Creation and Initial Validation of the International Dysphagia Diet Standardisation Initiative Functional Diet Scale.
Arch Phys Med Rehabil. 2018 Feb 08;:
Authors: Steele CM, Namasivayam-MacDonald AM, Guida BT, Cichero JAY, Duivestein J, Hanson B, Lam P, Riquelme LF
Abstract
OBJECTIVE: To assess consensual validity, inter-rater reliability and criterion validity of the International Dysphagia Diet Standardisation Initiative Functional Diet Scale (IDDSI-FDS), a new functional outcome scale intended to capture the severity of oropharyngeal dysphagia, as represented by the degree of diet texture restriction recommended for the patient.

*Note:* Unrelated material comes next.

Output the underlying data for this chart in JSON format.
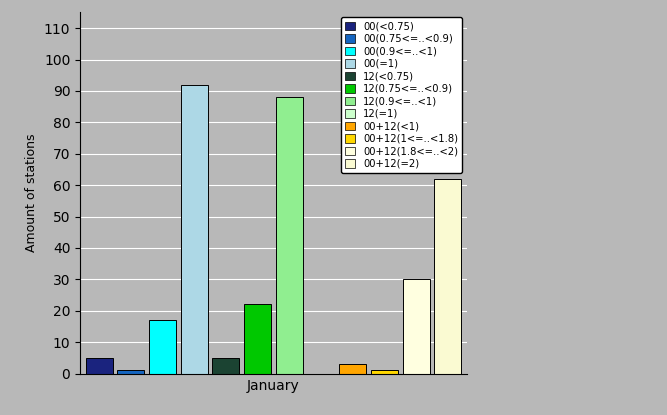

DESIGN: Participants assigned IDDSI-FDS scores to 16 clinical cases. Consensual validity was measured against reference scores determined by an author reference panel. Inter-rater reliability was measured overall and across quartile subsets of the dataset. Criterion validity was evaluated versus Functional Oral Intake Scale (FOIS) scores assigned by survey respondents to the same case scenarios. Feedback was requested regarding ease and likelihood of use.
SETTING: Web-based survey.
PARTICIPANTS: 170 respondents from 29 countries.
INTERVENTIONS: N/A MAIN OUTCOME MEASURES: Consensual validity (% agreement, Kendall's tau), criterion validity (Spearman rank correlation), inter-rater reliability (Kendall's concordance and intra-class coefficients).
RESULTS: The IDDSI-FDS showed strong consensual validity, criterion validity and inter-rater reliability. Scenarios involving liquid-only diets, transition from non-oral feeding or trial diet advances in therapy showed the poorest consensus, indicating a need for clear instructions on how to score these situations. The IDDSI-FDS showed greater sensitivity than the FOIS to specific changes in diet. The majority (> 70%) of respondents indicated enthusiasm for implementing the IDDSI-FDS.
CONCLUSIONS: This initial validation study suggests that the IDDSI-Functional Diet Scale has strong consensual and criterion validity and can be used reliably by clinicians to capture diet texture restriction and progression in people with dysphagia.